Zambia's diverse mineral endowment is entirely a function of the variety of geological terrains and the multiplicity of thermal and tectonic events that have overprinted and shaped these terrains.
The resulting geological domain search have specific metallogenic characteristics in terms of known mineral occurrences that can be successfully utilized to direct further exploration. Equally important, the understanding of the processes that formed these domains has reached a level at which lateral thinking and conceptual modeling can be used to generate important new exploration targets.
Geology of Zambia
The complex geology and multiplicity of techno-thermal events reflects Zambia's somewhat unique position effectively sandwiched between the Kasai, Zimbabwe - Kaapvall and Tanzania cratons. Differential movements between these stable blocks, together with their buttressing effects, have played an important role in the geological evolution of the country and hence in the genesis of the country's mineral and energy resources.

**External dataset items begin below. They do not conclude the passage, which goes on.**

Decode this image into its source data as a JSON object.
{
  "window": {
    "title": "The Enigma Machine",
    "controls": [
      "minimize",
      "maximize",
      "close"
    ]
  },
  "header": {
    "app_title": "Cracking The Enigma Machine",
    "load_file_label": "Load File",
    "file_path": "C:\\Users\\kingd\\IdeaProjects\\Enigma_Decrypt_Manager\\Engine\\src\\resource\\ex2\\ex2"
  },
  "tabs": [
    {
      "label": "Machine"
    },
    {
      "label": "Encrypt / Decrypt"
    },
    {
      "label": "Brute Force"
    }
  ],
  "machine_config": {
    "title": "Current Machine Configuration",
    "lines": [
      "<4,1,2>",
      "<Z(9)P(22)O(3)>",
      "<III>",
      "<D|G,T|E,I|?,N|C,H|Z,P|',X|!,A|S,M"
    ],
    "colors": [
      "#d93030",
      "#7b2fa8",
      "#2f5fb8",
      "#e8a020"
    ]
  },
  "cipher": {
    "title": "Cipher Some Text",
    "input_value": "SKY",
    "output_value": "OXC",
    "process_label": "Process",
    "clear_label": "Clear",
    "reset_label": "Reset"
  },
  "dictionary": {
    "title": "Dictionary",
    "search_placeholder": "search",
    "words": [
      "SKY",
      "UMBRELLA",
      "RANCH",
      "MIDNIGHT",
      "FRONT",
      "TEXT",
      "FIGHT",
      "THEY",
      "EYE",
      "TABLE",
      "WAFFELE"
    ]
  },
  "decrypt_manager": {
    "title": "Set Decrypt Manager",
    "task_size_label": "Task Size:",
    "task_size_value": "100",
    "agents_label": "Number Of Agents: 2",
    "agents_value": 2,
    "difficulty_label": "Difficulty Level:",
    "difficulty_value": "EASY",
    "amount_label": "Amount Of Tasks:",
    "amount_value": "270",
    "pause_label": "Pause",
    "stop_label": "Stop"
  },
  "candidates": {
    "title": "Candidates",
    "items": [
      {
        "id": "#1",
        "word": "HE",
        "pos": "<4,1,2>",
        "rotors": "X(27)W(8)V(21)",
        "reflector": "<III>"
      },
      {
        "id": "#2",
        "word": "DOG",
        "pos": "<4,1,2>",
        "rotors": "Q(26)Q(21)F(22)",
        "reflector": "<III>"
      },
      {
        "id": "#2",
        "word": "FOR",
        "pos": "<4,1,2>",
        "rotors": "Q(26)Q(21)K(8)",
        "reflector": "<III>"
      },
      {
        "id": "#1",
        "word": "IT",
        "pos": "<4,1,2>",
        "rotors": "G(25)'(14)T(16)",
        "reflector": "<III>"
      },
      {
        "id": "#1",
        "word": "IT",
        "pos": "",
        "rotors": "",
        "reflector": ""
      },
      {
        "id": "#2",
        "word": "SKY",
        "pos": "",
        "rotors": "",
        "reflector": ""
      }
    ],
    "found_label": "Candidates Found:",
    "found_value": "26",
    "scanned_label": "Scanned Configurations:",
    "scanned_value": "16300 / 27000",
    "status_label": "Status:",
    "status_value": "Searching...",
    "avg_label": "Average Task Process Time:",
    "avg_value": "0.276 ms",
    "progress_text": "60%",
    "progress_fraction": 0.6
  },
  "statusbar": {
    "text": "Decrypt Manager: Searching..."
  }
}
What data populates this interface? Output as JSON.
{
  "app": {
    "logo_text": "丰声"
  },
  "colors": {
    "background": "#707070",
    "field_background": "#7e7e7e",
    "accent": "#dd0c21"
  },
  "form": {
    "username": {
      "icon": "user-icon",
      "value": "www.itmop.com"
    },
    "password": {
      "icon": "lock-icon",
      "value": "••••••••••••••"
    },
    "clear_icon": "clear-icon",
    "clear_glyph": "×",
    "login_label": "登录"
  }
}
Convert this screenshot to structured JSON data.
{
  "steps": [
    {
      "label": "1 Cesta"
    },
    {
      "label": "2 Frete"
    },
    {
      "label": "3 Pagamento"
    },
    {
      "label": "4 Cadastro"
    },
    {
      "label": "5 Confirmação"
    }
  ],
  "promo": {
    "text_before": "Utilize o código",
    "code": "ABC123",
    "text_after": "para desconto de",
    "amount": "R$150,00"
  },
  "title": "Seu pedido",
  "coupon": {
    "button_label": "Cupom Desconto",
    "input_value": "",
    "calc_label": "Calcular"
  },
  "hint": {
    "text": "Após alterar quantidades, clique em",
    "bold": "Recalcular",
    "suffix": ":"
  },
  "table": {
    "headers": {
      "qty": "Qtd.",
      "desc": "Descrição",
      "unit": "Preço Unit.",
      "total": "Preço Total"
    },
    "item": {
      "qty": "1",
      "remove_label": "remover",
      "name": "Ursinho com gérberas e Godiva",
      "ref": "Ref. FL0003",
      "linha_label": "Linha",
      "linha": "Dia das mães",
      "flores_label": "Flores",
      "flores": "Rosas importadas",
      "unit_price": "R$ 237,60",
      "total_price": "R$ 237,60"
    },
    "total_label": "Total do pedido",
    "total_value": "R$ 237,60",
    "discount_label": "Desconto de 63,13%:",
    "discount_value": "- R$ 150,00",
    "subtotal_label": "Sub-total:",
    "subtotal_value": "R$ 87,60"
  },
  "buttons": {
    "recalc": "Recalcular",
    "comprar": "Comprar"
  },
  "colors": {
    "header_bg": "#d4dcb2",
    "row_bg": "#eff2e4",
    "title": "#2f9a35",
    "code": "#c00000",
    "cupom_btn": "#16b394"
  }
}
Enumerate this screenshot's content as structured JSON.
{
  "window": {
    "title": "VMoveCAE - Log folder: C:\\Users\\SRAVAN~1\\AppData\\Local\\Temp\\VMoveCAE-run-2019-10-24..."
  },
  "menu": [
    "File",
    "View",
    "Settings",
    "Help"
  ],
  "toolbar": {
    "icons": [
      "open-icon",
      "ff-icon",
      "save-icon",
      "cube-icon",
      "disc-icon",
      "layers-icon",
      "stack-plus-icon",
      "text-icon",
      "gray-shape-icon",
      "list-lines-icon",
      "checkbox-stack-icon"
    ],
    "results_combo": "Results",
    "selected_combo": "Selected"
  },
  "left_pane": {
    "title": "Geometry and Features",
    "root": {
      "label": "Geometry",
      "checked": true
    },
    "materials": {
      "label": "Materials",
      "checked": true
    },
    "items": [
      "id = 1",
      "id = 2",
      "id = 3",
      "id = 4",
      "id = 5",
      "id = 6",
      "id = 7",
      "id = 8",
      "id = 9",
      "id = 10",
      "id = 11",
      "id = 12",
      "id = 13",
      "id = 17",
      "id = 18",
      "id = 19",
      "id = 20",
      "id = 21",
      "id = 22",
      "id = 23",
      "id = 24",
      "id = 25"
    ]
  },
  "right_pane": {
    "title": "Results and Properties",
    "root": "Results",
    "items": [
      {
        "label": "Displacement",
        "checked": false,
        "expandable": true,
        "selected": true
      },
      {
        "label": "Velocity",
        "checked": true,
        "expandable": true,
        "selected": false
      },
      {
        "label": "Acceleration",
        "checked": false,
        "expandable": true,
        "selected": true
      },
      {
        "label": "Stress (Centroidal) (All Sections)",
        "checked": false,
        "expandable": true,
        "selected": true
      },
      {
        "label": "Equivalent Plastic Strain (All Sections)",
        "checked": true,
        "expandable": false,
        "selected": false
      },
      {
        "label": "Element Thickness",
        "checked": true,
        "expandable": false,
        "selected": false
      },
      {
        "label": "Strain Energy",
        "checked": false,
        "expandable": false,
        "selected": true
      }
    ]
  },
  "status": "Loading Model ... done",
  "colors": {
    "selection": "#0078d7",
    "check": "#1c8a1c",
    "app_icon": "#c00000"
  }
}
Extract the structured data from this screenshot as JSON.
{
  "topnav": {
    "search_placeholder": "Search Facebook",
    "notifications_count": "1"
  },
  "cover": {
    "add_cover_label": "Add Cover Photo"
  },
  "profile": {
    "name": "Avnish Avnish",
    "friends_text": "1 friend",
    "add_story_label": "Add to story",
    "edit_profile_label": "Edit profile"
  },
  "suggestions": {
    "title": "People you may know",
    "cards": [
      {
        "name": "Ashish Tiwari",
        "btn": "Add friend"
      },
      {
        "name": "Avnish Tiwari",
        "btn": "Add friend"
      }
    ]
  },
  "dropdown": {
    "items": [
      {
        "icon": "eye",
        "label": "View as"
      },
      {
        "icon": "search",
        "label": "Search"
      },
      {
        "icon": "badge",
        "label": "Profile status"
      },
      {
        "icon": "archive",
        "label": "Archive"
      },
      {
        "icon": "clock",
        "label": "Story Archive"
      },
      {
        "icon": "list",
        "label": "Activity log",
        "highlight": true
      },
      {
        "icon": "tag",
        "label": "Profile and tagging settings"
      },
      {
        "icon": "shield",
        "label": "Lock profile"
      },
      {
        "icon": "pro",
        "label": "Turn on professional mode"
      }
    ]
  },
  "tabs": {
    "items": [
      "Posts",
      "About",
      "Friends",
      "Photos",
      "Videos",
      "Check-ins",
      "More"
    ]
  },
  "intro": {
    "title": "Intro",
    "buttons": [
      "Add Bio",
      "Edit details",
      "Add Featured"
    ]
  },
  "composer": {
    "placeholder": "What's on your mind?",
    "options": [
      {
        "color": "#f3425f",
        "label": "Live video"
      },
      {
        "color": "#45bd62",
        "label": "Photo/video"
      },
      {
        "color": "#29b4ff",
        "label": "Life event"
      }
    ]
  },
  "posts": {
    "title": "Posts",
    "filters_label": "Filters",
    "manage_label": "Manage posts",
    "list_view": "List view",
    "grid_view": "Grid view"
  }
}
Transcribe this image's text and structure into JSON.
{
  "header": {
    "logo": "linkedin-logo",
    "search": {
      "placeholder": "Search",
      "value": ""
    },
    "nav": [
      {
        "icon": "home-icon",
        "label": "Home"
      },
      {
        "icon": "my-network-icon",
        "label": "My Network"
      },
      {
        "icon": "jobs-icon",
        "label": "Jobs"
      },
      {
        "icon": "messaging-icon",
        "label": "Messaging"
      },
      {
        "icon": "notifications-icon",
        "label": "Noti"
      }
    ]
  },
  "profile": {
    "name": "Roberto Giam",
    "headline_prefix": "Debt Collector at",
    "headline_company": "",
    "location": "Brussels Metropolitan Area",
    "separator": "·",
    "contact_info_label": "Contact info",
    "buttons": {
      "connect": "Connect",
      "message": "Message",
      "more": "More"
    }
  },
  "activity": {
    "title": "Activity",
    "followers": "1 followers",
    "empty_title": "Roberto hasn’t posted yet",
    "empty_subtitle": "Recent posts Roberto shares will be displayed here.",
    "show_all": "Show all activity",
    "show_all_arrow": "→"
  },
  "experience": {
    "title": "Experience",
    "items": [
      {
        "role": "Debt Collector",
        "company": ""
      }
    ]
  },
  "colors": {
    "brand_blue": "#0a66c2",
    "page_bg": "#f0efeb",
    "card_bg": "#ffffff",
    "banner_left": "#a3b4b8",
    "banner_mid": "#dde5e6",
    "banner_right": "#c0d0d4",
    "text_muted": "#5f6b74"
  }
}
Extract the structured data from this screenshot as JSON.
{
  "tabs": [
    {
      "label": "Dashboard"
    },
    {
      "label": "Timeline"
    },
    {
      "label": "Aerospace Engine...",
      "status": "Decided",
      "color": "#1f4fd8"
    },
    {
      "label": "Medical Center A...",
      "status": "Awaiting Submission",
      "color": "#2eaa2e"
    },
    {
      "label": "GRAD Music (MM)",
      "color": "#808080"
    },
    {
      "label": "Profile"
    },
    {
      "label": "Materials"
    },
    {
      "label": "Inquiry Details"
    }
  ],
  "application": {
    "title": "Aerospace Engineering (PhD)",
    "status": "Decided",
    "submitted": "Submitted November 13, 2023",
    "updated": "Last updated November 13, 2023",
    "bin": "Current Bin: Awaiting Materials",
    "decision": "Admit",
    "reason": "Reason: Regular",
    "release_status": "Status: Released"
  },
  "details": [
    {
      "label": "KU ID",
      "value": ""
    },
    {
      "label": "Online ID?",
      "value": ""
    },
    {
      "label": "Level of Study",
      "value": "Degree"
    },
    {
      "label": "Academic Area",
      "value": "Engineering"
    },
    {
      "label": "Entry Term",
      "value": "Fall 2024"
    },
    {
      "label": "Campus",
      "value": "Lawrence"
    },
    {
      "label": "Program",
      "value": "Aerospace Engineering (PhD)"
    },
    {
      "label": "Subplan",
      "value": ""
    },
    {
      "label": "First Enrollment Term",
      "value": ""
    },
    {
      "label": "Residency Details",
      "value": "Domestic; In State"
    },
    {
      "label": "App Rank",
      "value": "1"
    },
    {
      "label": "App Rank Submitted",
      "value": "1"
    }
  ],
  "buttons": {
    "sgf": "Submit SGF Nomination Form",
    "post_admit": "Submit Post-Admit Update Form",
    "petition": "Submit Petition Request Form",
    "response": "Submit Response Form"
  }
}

The oldest succession of rocks in the country, the basement supergroup, consists mostly of granitic gneissis and migmatites which are evident throughout eastern, central and southern Zambia, in places in-folded with meta-carbonate, meta-quartzite and meta-pelite units. The super group rocks are mostly younger than 2050 ma but the Lutembwe River granulite near Chipata has been dated at c.3000 Ma. Granite, granite gneiss, migmatites and amphoblolites, believed to belong mostly to the basement supergroup, also outcrop in the structurally elevated Kafue Anticline and Domes of the Copperbelt and north-western Zambia.
The overlying meta-sedimentary Muva Supergroup generally exhibits a tectonized contact with the basement sequences. In central and eastern Zambia the sequence of meta-pelites and meta-quartzites is commonly infolded and even imbricated with the basement rocks, the two sequences being later folded to form the core of the Irumide Belt extending north-eastwards from Kabwe to Mpika, also forming a major component of the Zambezi Belt south and east of Lusaka. Within the Bangweulu Block of northern Zambia the sedimentary sequences is very different, comprising a lower 5000m thick succession of continental sediments (rudites, arenites, quartzites and argillites) - the Mporokoso Group, overlain by quartzites, hematitic sandstones, mudstones and minor conglomerates of the Kasama Formation which ranges in thickness from from c.100m over the Bangweulu Block to 3500m southwards into the Irumide Belt.